Investor enthusiasm for the Islamic bonds may be discouraged by the high cost of structuring and issuing sukuk, accounting fees, a real estate downturn, low hydrocarbon prices and their predominantly local investor appeal, the agency said in a report on Tuesday.
"In our experience, the costs of structuring and issuing sukuk remain high relative to conventional bank loans and bond issuance," said S&P’s credit analyst Karim Nassif.
Uncertainty surrounding the perceived risks associated with the instruments, a lack of standard structures and perceived differences in approach to sharia compliance, along with a relative lack of liquidity in the secondary market may also affect investor appetite, he said.

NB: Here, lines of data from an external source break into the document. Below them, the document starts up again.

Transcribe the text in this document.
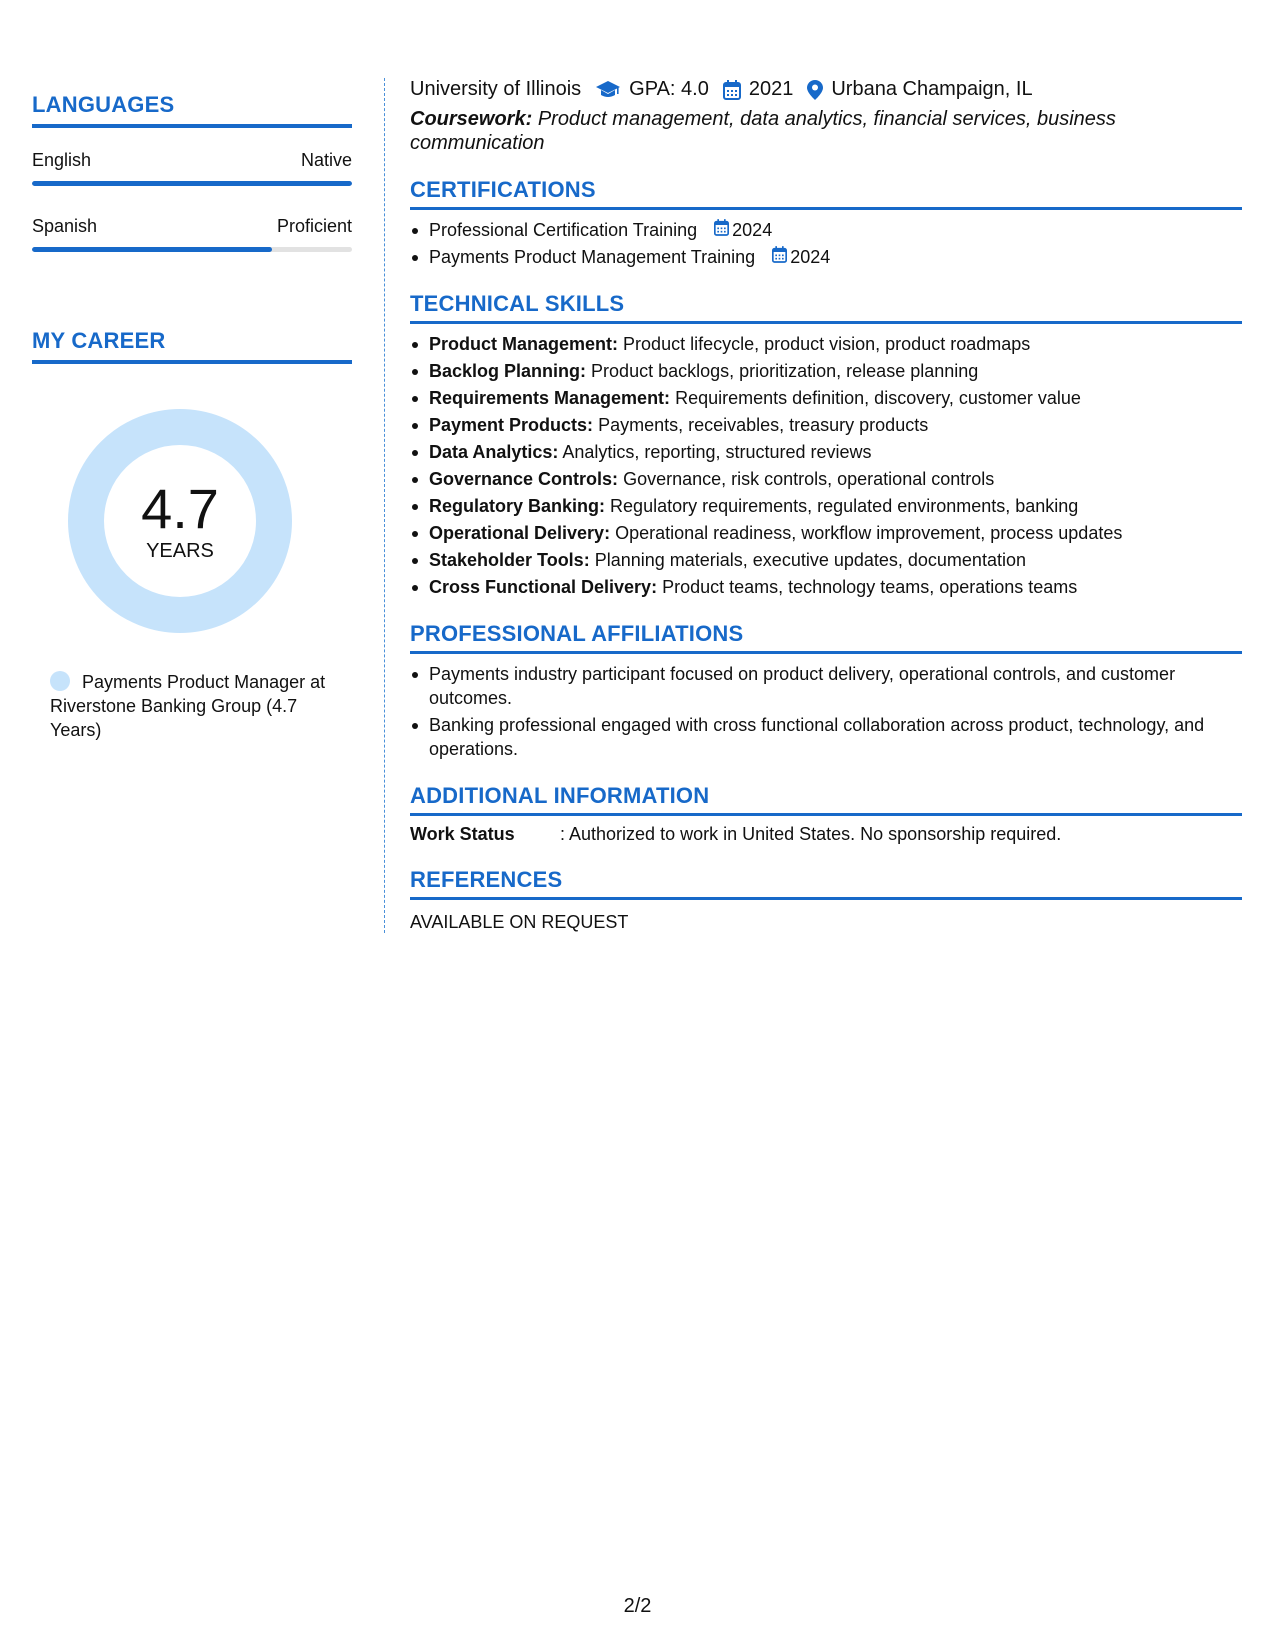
LANGUAGES
English	Native
Spanish	Proficient
MY CAREER
4.7
YEARS
Payments Product Manager at Riverstone Banking Group (4.7 Years)
University of Illinois GPA: 4.0 2021 Urbana Champaign, IL
Coursework: Product management, data analytics, financial services, business communication
CERTIFICATIONS
Professional Certification Training 2024
Payments Product Management Training 2024
TECHNICAL SKILLS
Product Management: Product lifecycle, product vision, product roadmaps
Backlog Planning: Product backlogs, prioritization, release planning
Requirements Management: Requirements definition, discovery, customer value
Payment Products: Payments, receivables, treasury products
Data Analytics: Analytics, reporting, structured reviews
Governance Controls: Governance, risk controls, operational controls
Regulatory Banking: Regulatory requirements, regulated environments, banking
Operational Delivery: Operational readiness, workflow improvement, process updates
Stakeholder Tools: Planning materials, executive updates, documentation
Cross Functional Delivery: Product teams, technology teams, operations teams
PROFESSIONAL AFFILIATIONS
Payments industry participant focused on product delivery, operational controls, and customer outcomes.
Banking professional engaged with cross functional collaboration across product, technology, and operations.
ADDITIONAL INFORMATION
Work Status	: Authorized to work in United States. No sponsorship required.
REFERENCES
AVAILABLE ON REQUEST
2/2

After years of rapid growth, project and infrastructure sukuk issuance in the Gulf has stalled, the report said.
Total sukuk issuance fell 56 percent to $14.9bn in 2008 compared with the previous year.
However, the report said the GCC will be the focus of most infrastructure and project finance sukuk activity in the short to medium term.

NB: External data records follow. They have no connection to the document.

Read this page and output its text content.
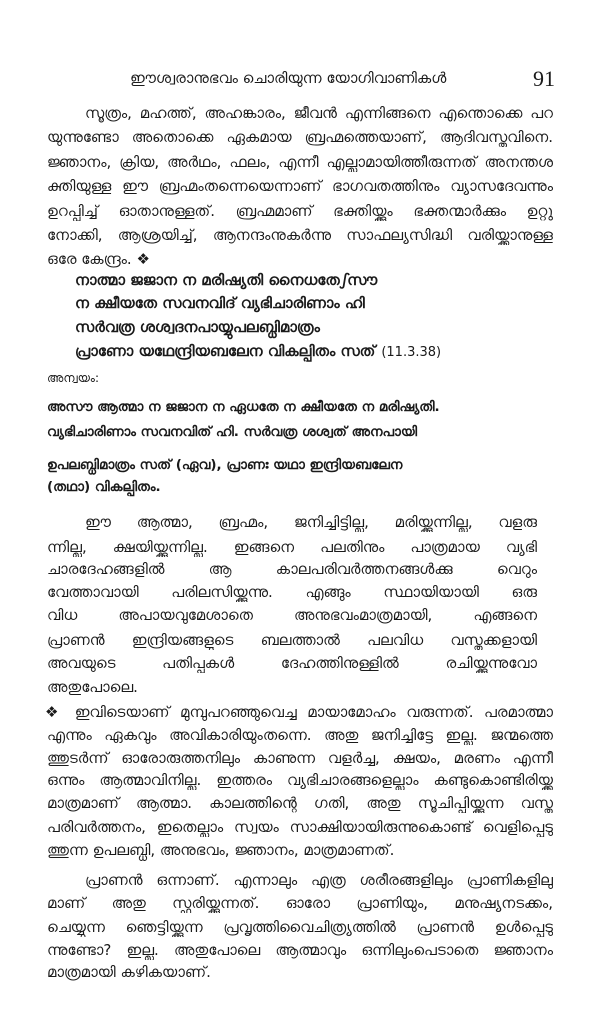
ഈശ്വരാനുഭവം ചൊരിയുന്ന യോഗിവാണികൾ	91
സൂത്രം, മഹത്ത്, അഹങ്കാരം, ജീവൻ എന്നിങ്ങനെ എന്തൊക്കെ പറ
യുന്നുണ്ടോ അതൊക്കെ ഏകമായ ബ്രഹ്മത്തെയാണ്, ആദിവസ്തുവിനെ.
ജ്ഞാനം, ക്രിയ, അർഥം, ഫലം, എന്നീ എല്ലാമായിത്തീരുന്നത് അനന്തശ
ക്തിയുള്ള ഈ ബ്രഹ്മംതന്നെയെന്നാണ് ഭാഗവതത്തിനും വ്യാസദേവന്നും
ഉറപ്പിച്ച് ഓതാനുള്ളത്. ബ്രഹ്മമാണ് ഭക്തിയ്ക്കും ഭക്തന്മാർക്കും ഉറ്റു
നോക്കി, ആശ്രയിച്ച്, ആനന്ദംനുകർന്നു സാഫല്യസിദ്ധി വരിയ്ക്കാനുള്ള
ഒരേ കേന്ദ്രം. ❖
നാത്മാ ജജാന ന മരിഷ്യതി നൈധതേഽസൗ
ന ക്ഷീയതേ സവനവിദ് വ്യഭിചാരിണാം ഹി
സർവത്ര ശശ്വദനപായ്യുപലബ്ധിമാത്രം
പ്രാണോ യഥേന്ദ്രിയബലേന വികല്പിതം സത് (11.3.38)
അന്വയം:
അസൗ ആത്മാ ന ജജാന ന ഏധതേ ന ക്ഷീയതേ ന മരിഷ്യതി.
വ്യഭിചാരിണാം സവനവിത് ഹി. സർവത്ര ശശ്വത് അനപായി
ഉപലബ്ധിമാത്രം സത് (ഏവ), പ്രാണഃ യഥാ ഇന്ദ്രിയബലേന
(തഥാ) വികല്പിതം.
ഈ ആത്മാ, ബ്രഹ്മം, ജനിച്ചിട്ടില്ല, മരിയ്ക്കുന്നില്ല, വളരു
ന്നില്ല, ക്ഷയിയ്ക്കുന്നില്ല. ഇങ്ങനെ പലതിനും പാത്രമായ വ്യഭി
ചാരദേഹങ്ങളിൽ ആ കാലപരിവർത്തനങ്ങൾക്കു വെറും
വേത്താവായി പരിലസിയ്ക്കുന്നു. എങ്ങും സ്ഥായിയായി ഒരു
വിധ അപായവുമേശാതെ അനുഭവംമാത്രമായി, എങ്ങനെ
പ്രാണൻ ഇന്ദ്രിയങ്ങളുടെ ബലത്താൽ പലവിധ വസ്തുക്കളായി
അവയുടെ പതിപ്പുകൾ ദേഹത്തിനുള്ളിൽ രചിയ്ക്കുന്നുവോ
അതുപോലെ.
❖ ഇവിടെയാണ് മുമ്പുപറഞ്ഞുവെച്ച മായാമോഹം വരുന്നത്. പരമാത്മാ
എന്നും ഏകവും അവികാരിയുംതന്നെ. അതു ജനിച്ചിട്ടേ ഇല്ല. ജന്മത്തെ
ത്തുടർന്ന് ഓരോരുത്തനിലും കാണുന്ന വളർച്ച, ക്ഷയം, മരണം എന്നീ
ഒന്നും ആത്മാവിനില്ല. ഇത്തരം വ്യഭിചാരങ്ങളെല്ലാം കണ്ടുകൊണ്ടിരിയ്ക്ക
മാത്രമാണ് ആത്മാ. കാലത്തിന്റെ ഗതി, അതു സൂചിപ്പിയ്ക്കുന്ന വസ്തു
പരിവർത്തനം, ഇതെല്ലാം സ്വയം സാക്ഷിയായിരുന്നുകൊണ്ട് വെളിപ്പെടു
ത്തുന്ന ഉപലബ്ധി, അനുഭവം, ജ്ഞാനം, മാത്രമാണത്.
പ്രാണൻ ഒന്നാണ്. എന്നാലും എത്ര ശരീരങ്ങളിലും പ്രാണികളിലു
മാണ് അതു സ്ഫുരിയ്ക്കുന്നത്. ഓരോ പ്രാണിയും, മനുഷ്യനടക്കം,
ചെയ്യുന്ന ഞെട്ടിയ്ക്കുന്ന പ്രവൃത്തിവൈചിത്ര്യത്തിൽ പ്രാണൻ ഉൾപ്പെടു
ന്നുണ്ടോ? ഇല്ല. അതുപോലെ ആത്മാവും ഒന്നിലുംപെടാതെ ജ്ഞാനം
മാത്രമായി കഴികയാണ്.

It said sukuk-based financing remained the most attractive means of raising funding for medium and long-term capital costs for GCC issuers.
The Saudi Electricity Company and Dubai Electricity and Water Authority (DEWA) issued sukuk in late 2007 and during 2008 to fund capital expansion in Saudi and Dubai respectively, it said.
Algebra Capital, a Dubai-based asset management firm, gave the sukuk market a show of support on Tuesday.
The Middle East North Africa sukuk market represented around a third of the total global sukuk market, and would continue to see strong issuance growth as most countries in the region continue to run fiscal deficits which needed to be financed, Ziad Makkawi, founder and CEO of Algebra Capital, said at the International Islamic Finance Forum in Dubai.
Makkawi said he expected that over the next 10 years there would continue to be a convergence in regulatory as well as product know how between the conventional and sharia markets.